When we began planning this issue of the UVA Lawyer, we decided to focus on the state of democratic governance in the United States and the world, a project that has been central to this law school since its inception. Though only a few short months have passed, that moment feels a lifetime ago. The global COVID-19 pandemic has transformed all of our lives on every level, leaving me, and I suspect many of you, with a sense that we will always think of life before and after it.
Here at the Law School, it has been an extraordinary time to be dean. In just the few days since the University moved classes online in support of the public health, our students, faculty and staff have more than risen to the challenge. Their compassion, generosity and resilience make me more grateful than ever to be the leader of an institution that pulls together in tough times. Each of us and each of you will experience losses great and small, which makes it more important than ever to support each other. During uncertain times, let us count on good friends.

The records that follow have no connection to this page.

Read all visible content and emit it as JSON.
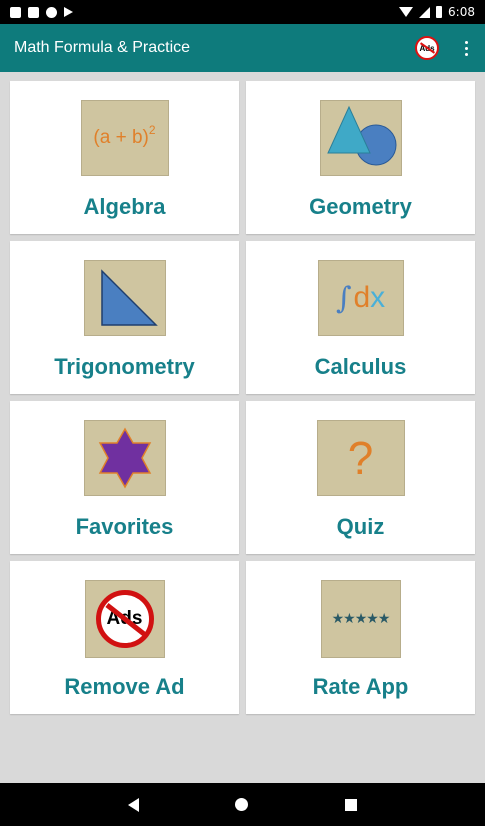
{
  "status_bar": {
    "time": "6:08",
    "left_icons": [
      "a-icon",
      "sd-card-icon",
      "circle-icon",
      "play-store-icon"
    ],
    "right_icons": [
      "wifi-icon",
      "signal-icon",
      "battery-icon"
    ]
  },
  "app_bar": {
    "title": "Math Formula & Practice",
    "ads_badge_text": "Ads",
    "actions": [
      "remove-ads-icon",
      "more-vert-icon"
    ]
  },
  "tiles": [
    {
      "label": "Algebra",
      "icon": "algebra-icon",
      "formula_text": "(a + b)",
      "exponent": "2"
    },
    {
      "label": "Geometry",
      "icon": "geometry-icon"
    },
    {
      "label": "Trigonometry",
      "icon": "trigonometry-icon"
    },
    {
      "label": "Calculus",
      "icon": "calculus-icon",
      "integral_text": "∫",
      "dx_d": "d",
      "dx_x": "x"
    },
    {
      "label": "Favorites",
      "icon": "star-icon"
    },
    {
      "label": "Quiz",
      "icon": "question-icon",
      "symbol": "?"
    },
    {
      "label": "Remove Ad",
      "icon": "no-ads-icon",
      "ads_text": "Ads"
    },
    {
      "label": "Rate App",
      "icon": "five-stars-icon",
      "stars": "★★★★★"
    }
  ],
  "colors": {
    "app_bar": "#0e7b7c",
    "label": "#17808a",
    "icon_bg": "#cfc5a0",
    "orange": "#e0802a",
    "blue_shape": "#4a7fc1",
    "purple_star": "#7030a0",
    "red_ring": "#d11111"
  },
  "nav_bar": {
    "buttons": [
      "back-icon",
      "home-icon",
      "recents-icon"
    ]
  }
}
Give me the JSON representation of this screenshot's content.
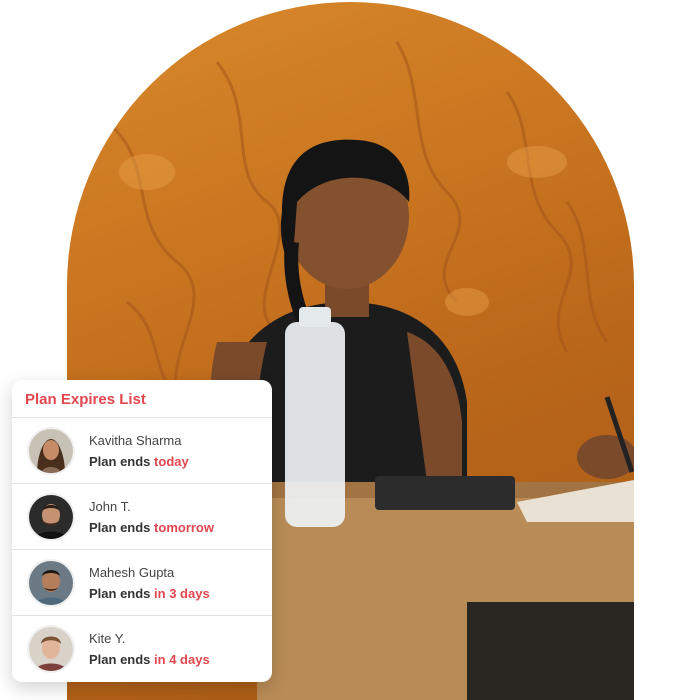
{
  "card": {
    "title": "Plan Expires List",
    "accent": "#e2474f",
    "members": [
      {
        "name": "Kavitha Sharma",
        "plan_prefix": "Plan ends",
        "plan_when": "today",
        "avatar": "woman-avatar"
      },
      {
        "name": "John T.",
        "plan_prefix": "Plan ends",
        "plan_when": "tomorrow",
        "avatar": "bearded-man-avatar"
      },
      {
        "name": "Mahesh Gupta",
        "plan_prefix": "Plan ends",
        "plan_when": "in 3 days",
        "avatar": "man-avatar"
      },
      {
        "name": "Kite Y.",
        "plan_prefix": "Plan ends",
        "plan_when": "in 4 days",
        "avatar": "young-man-avatar"
      }
    ]
  },
  "photo": {
    "description_icon": "gym-reception-photo"
  }
}
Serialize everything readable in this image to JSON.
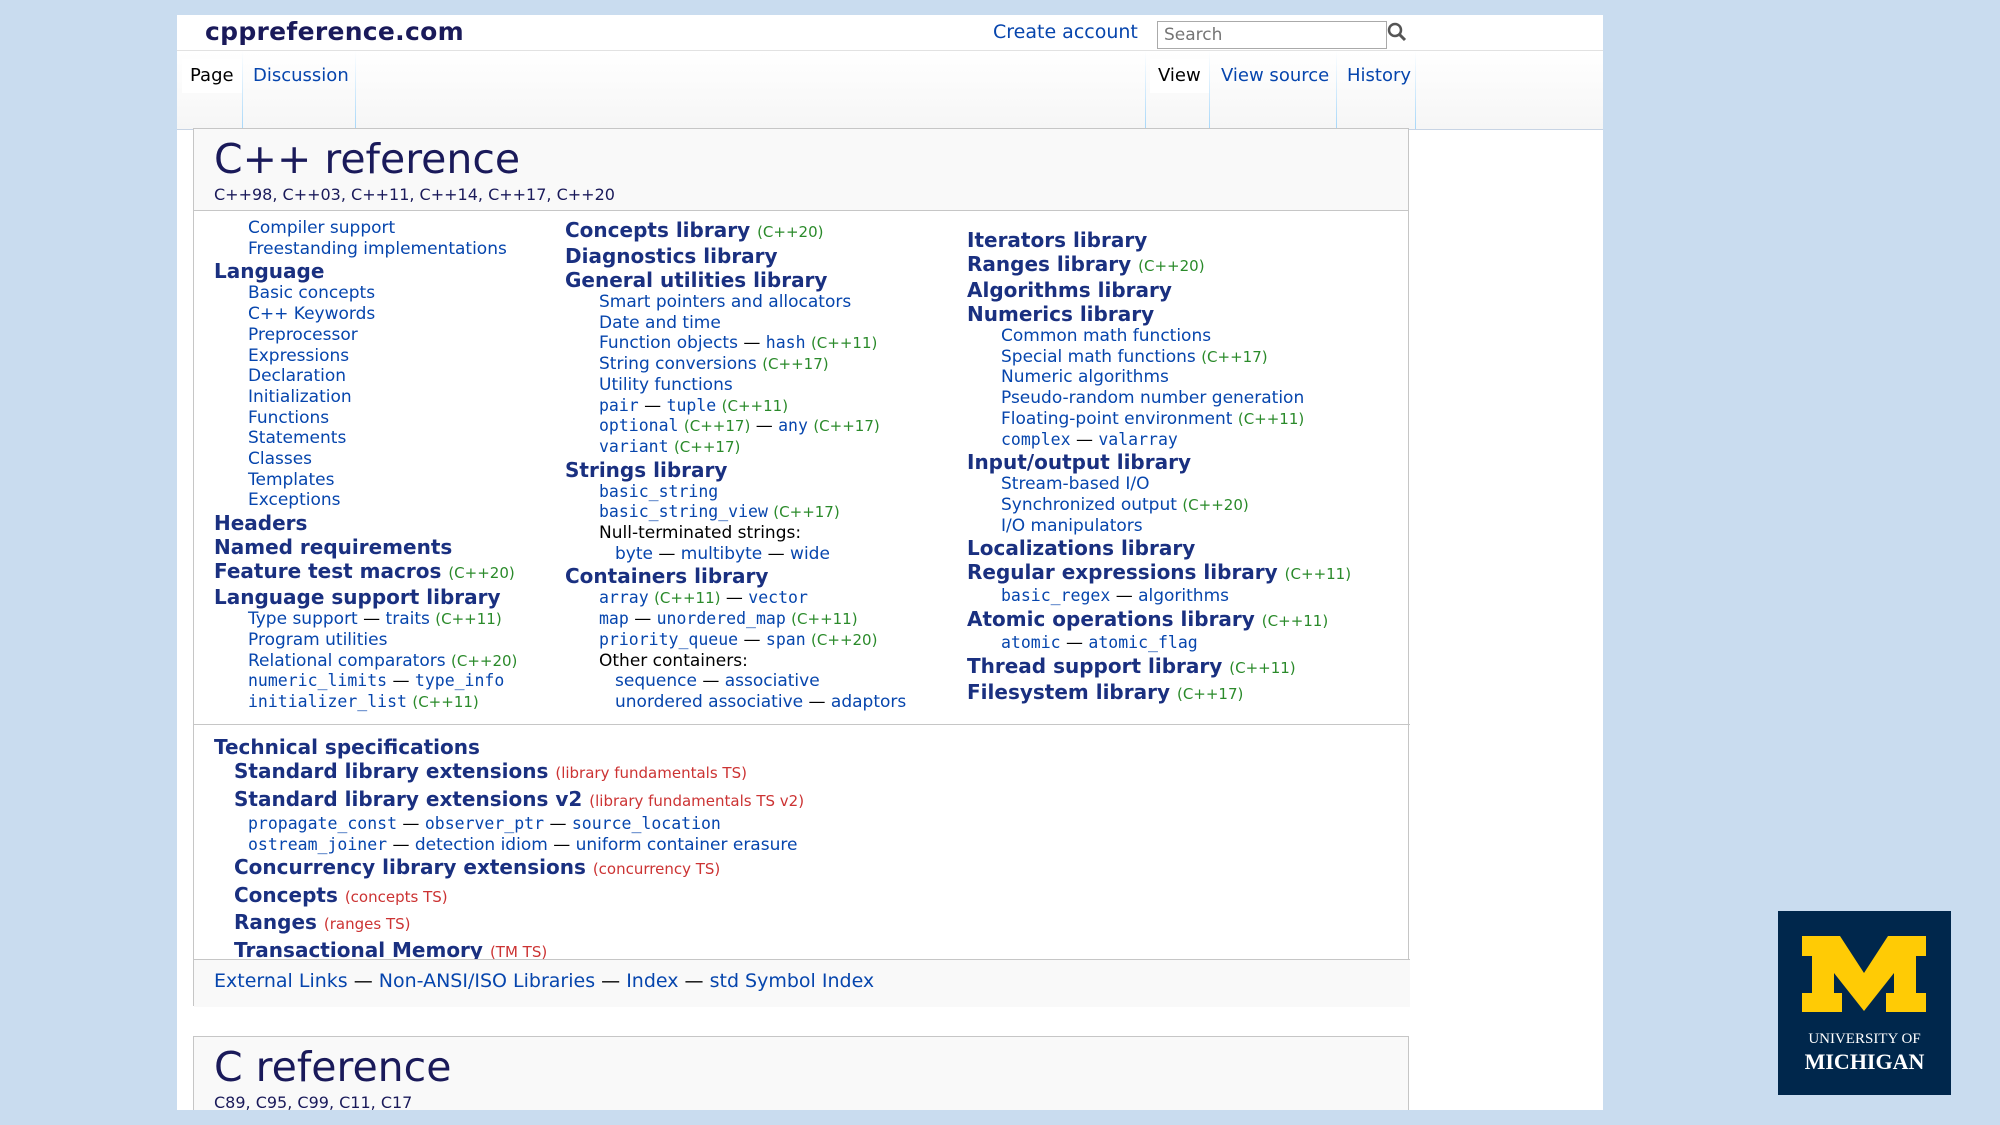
{
  "site": {
    "logo": "cppreference.com",
    "create_account": "Create account",
    "search_placeholder": "Search"
  },
  "tabs": {
    "page": "Page",
    "discussion": "Discussion",
    "view": "View",
    "view_source": "View source",
    "history": "History"
  },
  "cpp": {
    "title": "C++ reference",
    "versions": "C++98, C++03, C++11, C++14, C++17, C++20"
  },
  "col1": {
    "compiler_support": "Compiler support",
    "freestanding": "Freestanding implementations",
    "language": "Language",
    "language_items": [
      "Basic concepts",
      "C++ Keywords",
      "Preprocessor",
      "Expressions",
      "Declaration",
      "Initialization",
      "Functions",
      "Statements",
      "Classes",
      "Templates",
      "Exceptions"
    ],
    "headers": "Headers",
    "named_requirements": "Named requirements",
    "feature_test": "Feature test macros",
    "feature_test_ver": "(C++20)",
    "lang_support": "Language support library",
    "type_support": "Type support",
    "traits": "traits",
    "traits_ver": "(C++11)",
    "program_utilities": "Program utilities",
    "relational": "Relational comparators",
    "relational_ver": "(C++20)",
    "numeric_limits": "numeric_limits",
    "type_info": "type_info",
    "initializer_list": "initializer_list",
    "initializer_list_ver": "(C++11)"
  },
  "col2": {
    "concepts": "Concepts library",
    "concepts_ver": "(C++20)",
    "diagnostics": "Diagnostics library",
    "general": "General utilities library",
    "smart_pointers": "Smart pointers and allocators",
    "date_time": "Date and time",
    "function_objects": "Function objects",
    "hash": "hash",
    "hash_ver": "(C++11)",
    "string_conv": "String conversions",
    "string_conv_ver": "(C++17)",
    "utility": "Utility functions",
    "pair": "pair",
    "tuple": "tuple",
    "tuple_ver": "(C++11)",
    "optional": "optional",
    "optional_ver": "(C++17)",
    "any": "any",
    "any_ver": "(C++17)",
    "variant": "variant",
    "variant_ver": "(C++17)",
    "strings": "Strings library",
    "basic_string": "basic_string",
    "basic_string_view": "basic_string_view",
    "basic_string_view_ver": "(C++17)",
    "null_term": "Null-terminated strings:",
    "byte": "byte",
    "multibyte": "multibyte",
    "wide": "wide",
    "containers": "Containers library",
    "array": "array",
    "array_ver": "(C++11)",
    "vector": "vector",
    "map": "map",
    "unordered_map": "unordered_map",
    "unordered_map_ver": "(C++11)",
    "priority_queue": "priority_queue",
    "span": "span",
    "span_ver": "(C++20)",
    "other_containers": "Other containers:",
    "sequence": "sequence",
    "associative": "associative",
    "unordered_associative": "unordered associative",
    "adaptors": "adaptors"
  },
  "col3": {
    "iterators": "Iterators library",
    "ranges": "Ranges library",
    "ranges_ver": "(C++20)",
    "algorithms": "Algorithms library",
    "numerics": "Numerics library",
    "common_math": "Common math functions",
    "special_math": "Special math functions",
    "special_math_ver": "(C++17)",
    "numeric_alg": "Numeric algorithms",
    "prng": "Pseudo-random number generation",
    "fp_env": "Floating-point environment",
    "fp_env_ver": "(C++11)",
    "complex": "complex",
    "valarray": "valarray",
    "io": "Input/output library",
    "stream_io": "Stream-based I/O",
    "sync_output": "Synchronized output",
    "sync_output_ver": "(C++20)",
    "io_manip": "I/O manipulators",
    "localizations": "Localizations library",
    "regex": "Regular expressions library",
    "regex_ver": "(C++11)",
    "basic_regex": "basic_regex",
    "regex_algorithms": "algorithms",
    "atomic_ops": "Atomic operations library",
    "atomic_ops_ver": "(C++11)",
    "atomic": "atomic",
    "atomic_flag": "atomic_flag",
    "thread": "Thread support library",
    "thread_ver": "(C++11)",
    "filesystem": "Filesystem library",
    "filesystem_ver": "(C++17)"
  },
  "ts": {
    "title": "Technical specifications",
    "std_ext": "Standard library extensions",
    "std_ext_ts": "(library fundamentals TS)",
    "std_ext_v2": "Standard library extensions v2",
    "std_ext_v2_ts": "(library fundamentals TS v2)",
    "propagate_const": "propagate_const",
    "observer_ptr": "observer_ptr",
    "source_location": "source_location",
    "ostream_joiner": "ostream_joiner",
    "detection_idiom": "detection idiom",
    "uniform_erasure": "uniform container erasure",
    "concurrency": "Concurrency library extensions",
    "concurrency_ts": "(concurrency TS)",
    "concepts": "Concepts",
    "concepts_ts": "(concepts TS)",
    "ranges": "Ranges",
    "ranges_ts": "(ranges TS)",
    "tm": "Transactional Memory",
    "tm_ts": "(TM TS)"
  },
  "footer": {
    "external": "External Links",
    "non_ansi": "Non-ANSI/ISO Libraries",
    "index": "Index",
    "symbol_index": "std Symbol Index",
    "sep": "—"
  },
  "c": {
    "title": "C reference",
    "versions": "C89, C95, C99, C11, C17"
  },
  "logo_umich": {
    "line1": "UNIVERSITY OF",
    "line2": "MICHIGAN",
    "accent": "#ffcb05",
    "bg": "#00274c"
  }
}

The enormity of this crisis both puts the challenges facing democracy in perspective and underscores their critical importance. With the 2020 election looming, the rise of populism worldwide, and a contentious impeachment process only now behind us in the United States, many Americans are wondering how sound our form of democracy is, and how well it can serve us now and in the future.
Throughout our history, the Law School’s mission has been intimately engaged with the nation’s democratic values and their vindication. Though who makes up our intellectual community has broadened in every conceivable way from our founding, we continue to train our students for service to society and support our faculty as they gain new understanding of the law within its democratic context. We recently deepened this engagement when we launched the Karsh Center for Law and Democracy, with a historic gift from Martha Lubin Karsh ’81 and Bruce Karsh ’80. In asking, as our cover story does, what’s next, we draw on the expertise of faculty and alumni focused on campaign finance reform, bribery and corruption, voting, free speech, and executive power here and worldwide. We also profile an alumnus diving right into these waters as the new governor of Kentucky, Andy Beshear ’03.
This issue does so much more than describe our fortitude in the face of the uncertainty of our public health and our efforts to better understand and support our chosen form of government. It also celebrates those who have newly arrived at the Law School and those moving on to new adventures. We highlight the amazing things our students, faculty and alumni have accomplished. And we commemorate those, like John Merchant ’58, the Law School’s first black graduate, who have made us who we are today.
As we put the finishing touches on this issue, I feel acutely the importance of publications like this one. More than ever, they bring us together across time and space and remind us of our shared mission and our connected community. More than ever, the UVA Law community sustains us today and renews our faith in a better tomorrow.